Cheryl D. Knott is an Associate Professor of Anthropology at Harvard University.  She received her B.S. degree from the University of California, Davis and her A.M. and Ph.D. in Anthropology from Harvard University.  Since 1992 she has been conducting research on wild orangutans in Gunung Palung National Park, Indonesia, where she is the Director of the Gunung Palung Orangutan Project.  Her research focuses on orangutan reproduction, nutrition, socio-ecology and evolution. Her research has been supported by the L.S.B. Leakey Foundation, the National Geographic Society, the National Science Foundation, the Wenner-Gren Foundation, and Harvard University.
In 2000 Dr. Knott and Elizabeth Hill founded the Gunung Palung Orangutan Conservation Project to protect the orangutans of Gunung Palung and their habitat.  The program involves community outreach and education, teacher education workshops, student fieldtrips to the national park, conservation awareness, endangered animal protection, and assisting communities with development of alternative livelihoods.  This work has been sponsored by the Orangutan Conservancy, the Conservation Food and Health Foundation, The National Geographic Society, the U.S. Fish and Wildlife Service, Woodland Park Zoo, Primate Conservation Incorporated, and the Atlanta Zoo.

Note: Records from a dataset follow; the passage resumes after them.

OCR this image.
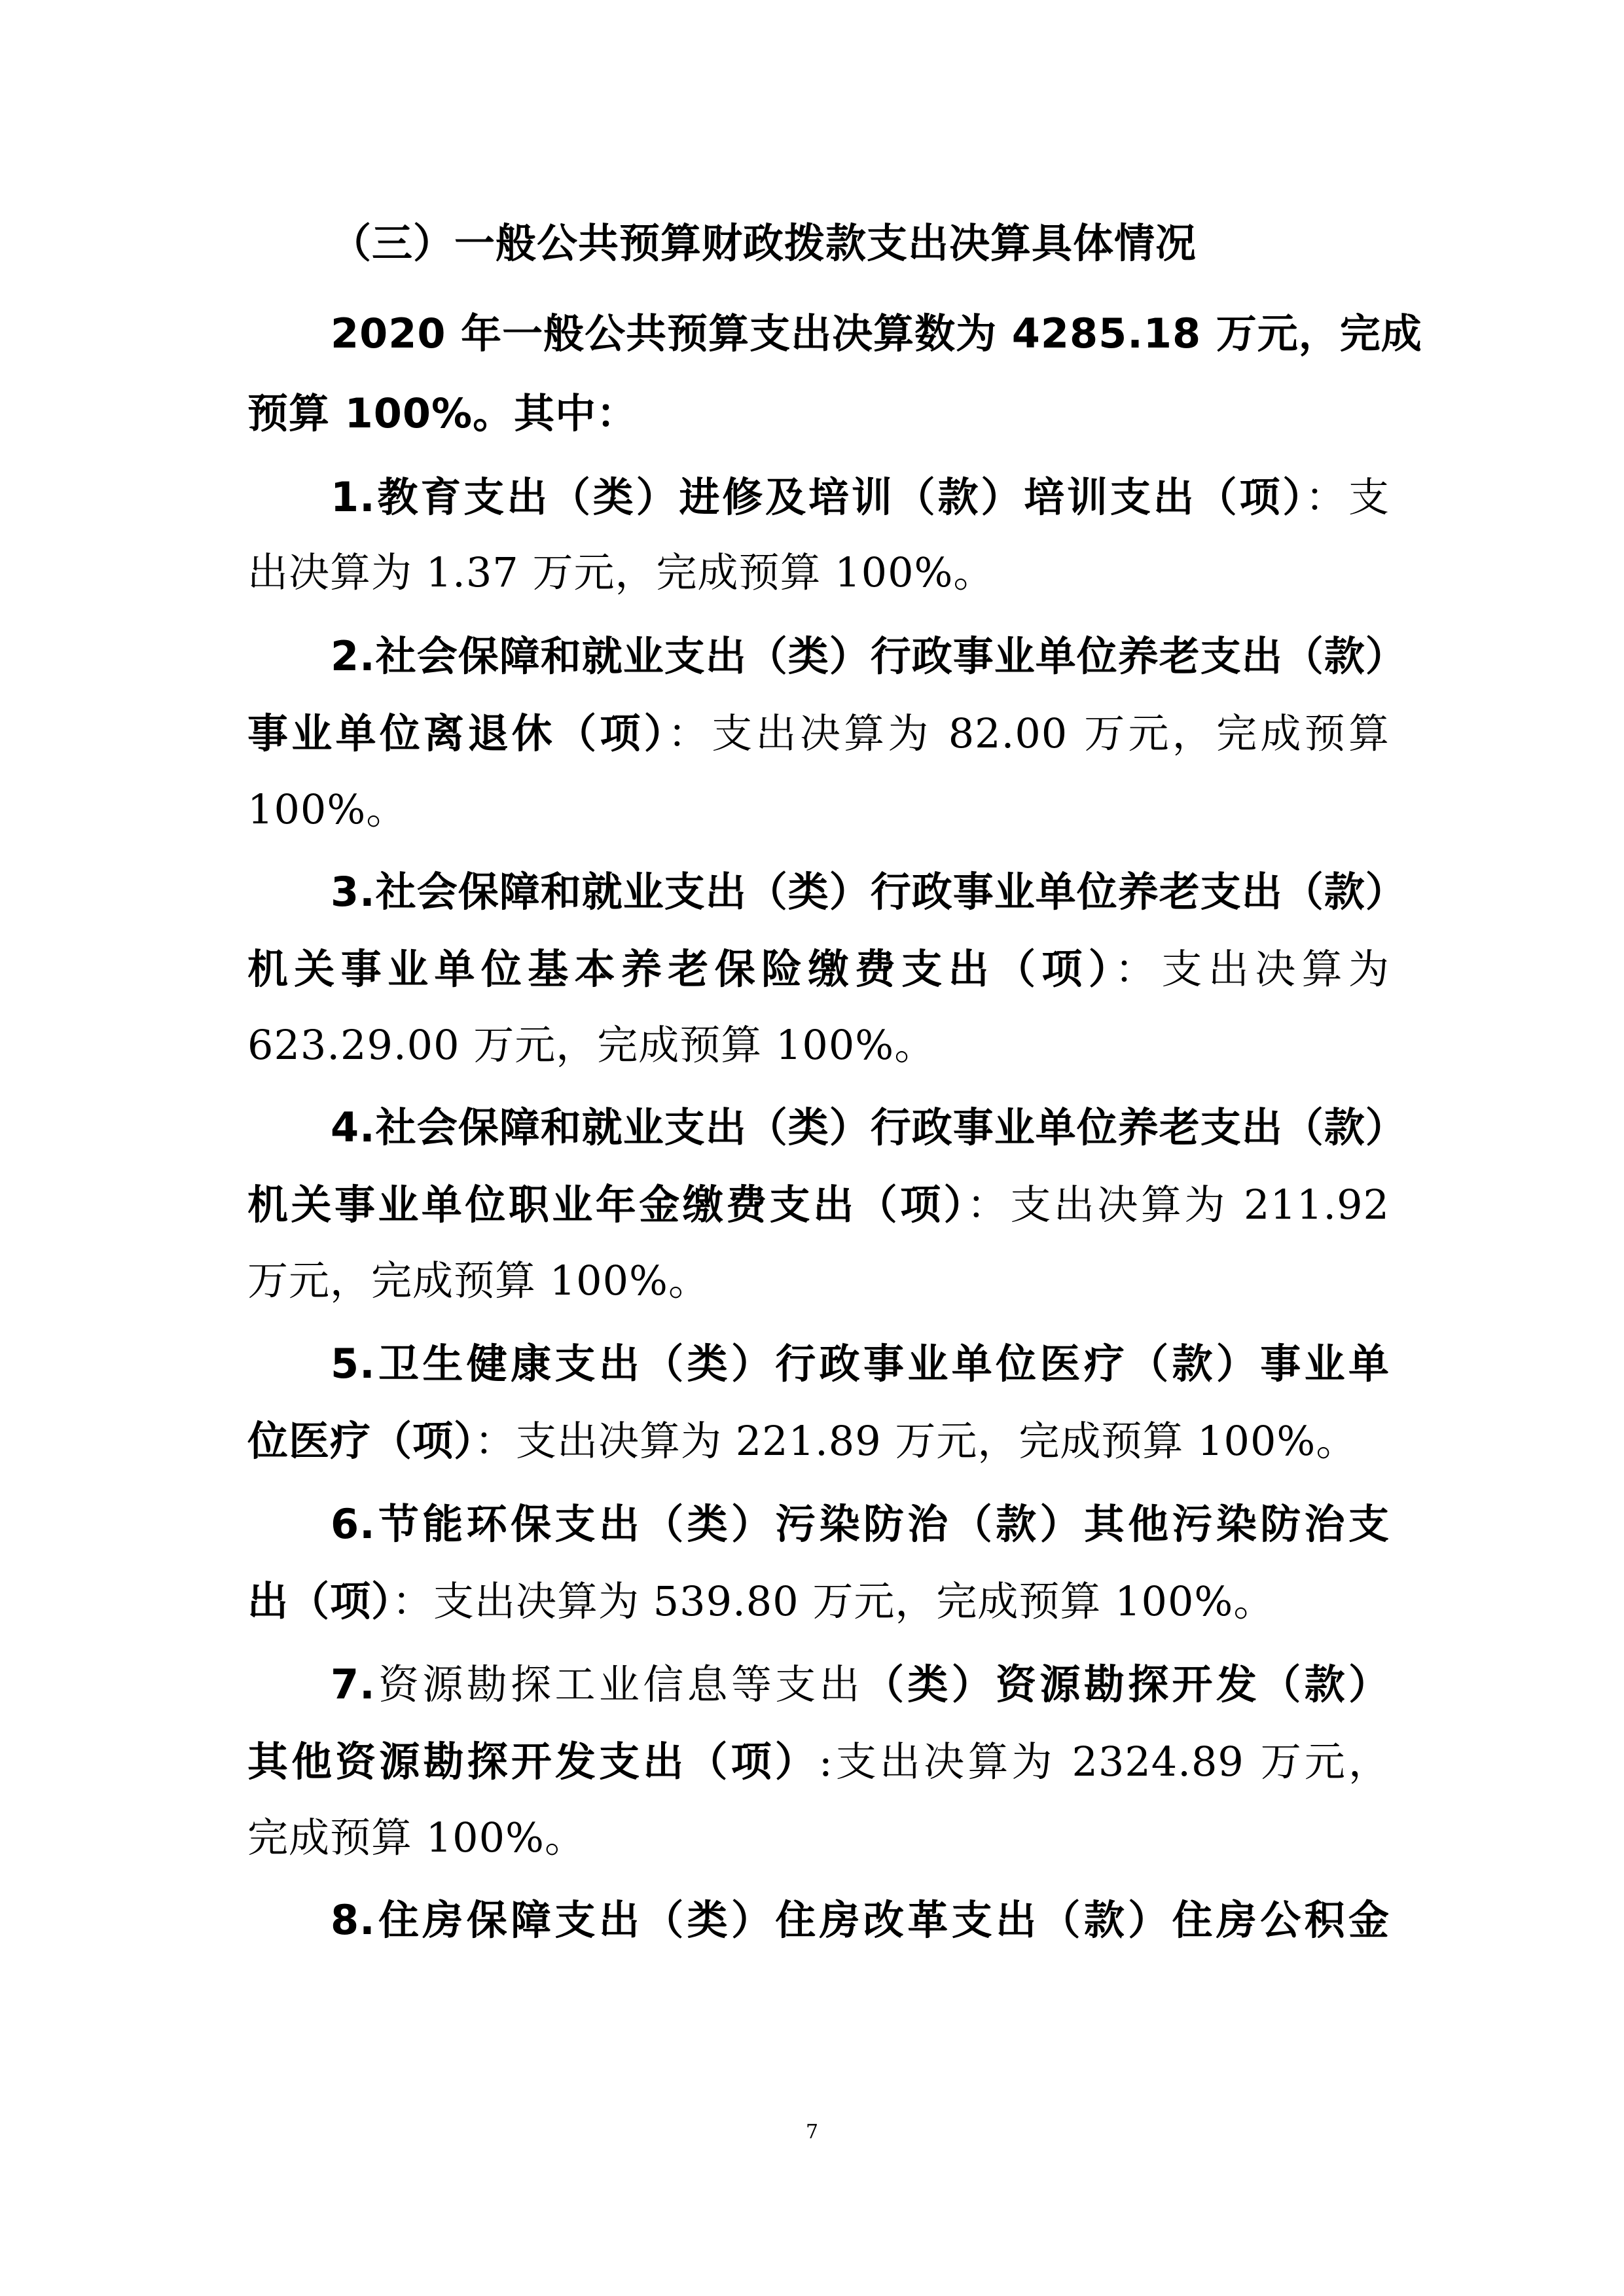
（三）一般公共预算财政拨款支出决算具体情况
2020 年一般公共预算支出决算数为 4285.18 万元，完成
预算 100%。其中：
1.教育支出（类）进修及培训（款）培训支出（项）：支
出决算为 1.37 万元，完成预算 100%。
2.社会保障和就业支出（类）行政事业单位养老支出（款）
事业单位离退休（项）：支出决算为 82.00 万元，完成预算
100%。
3.社会保障和就业支出（类）行政事业单位养老支出（款）
机关事业单位基本养老保险缴费支出（项）：支出决算为
623.29.00 万元，完成预算 100%。
4.社会保障和就业支出（类）行政事业单位养老支出（款）
机关事业单位职业年金缴费支出（项）：支出决算为 211.92
万元，完成预算 100%。
5.卫生健康支出（类）行政事业单位医疗（款）事业单
位医疗（项）：支出决算为 221.89 万元，完成预算 100%。
6.节能环保支出（类）污染防治（款）其他污染防治支
出（项）：支出决算为 539.80 万元，完成预算 100%。
7.资源勘探工业信息等支出（类）资源勘探开发（款）
其他资源勘探开发支出（项）:支出决算为 2324.89 万元，
完成预算 100%。
8.住房保障支出（类）住房改革支出（款）住房公积金
7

Dr. Knott is also interested in women's reproductive biology and human evolution.  She teaches courses on human and primate reproduction, nutrition and behavior.  In addition to her scientific publications, Dr. Knott's work has been featured in popular forums such as National Geographic Magazine in August 1998 and October 2003 and on National Geographic Explorer Television.  She lives with her husband, Dr. Timothy Laman, a rain forest biologist and wildlife photographer, and their children Russell and Jessica, in Lexington, MA.  She and her family were recently featured in the children's book, Adventures of Riley:  Operation Orangutan.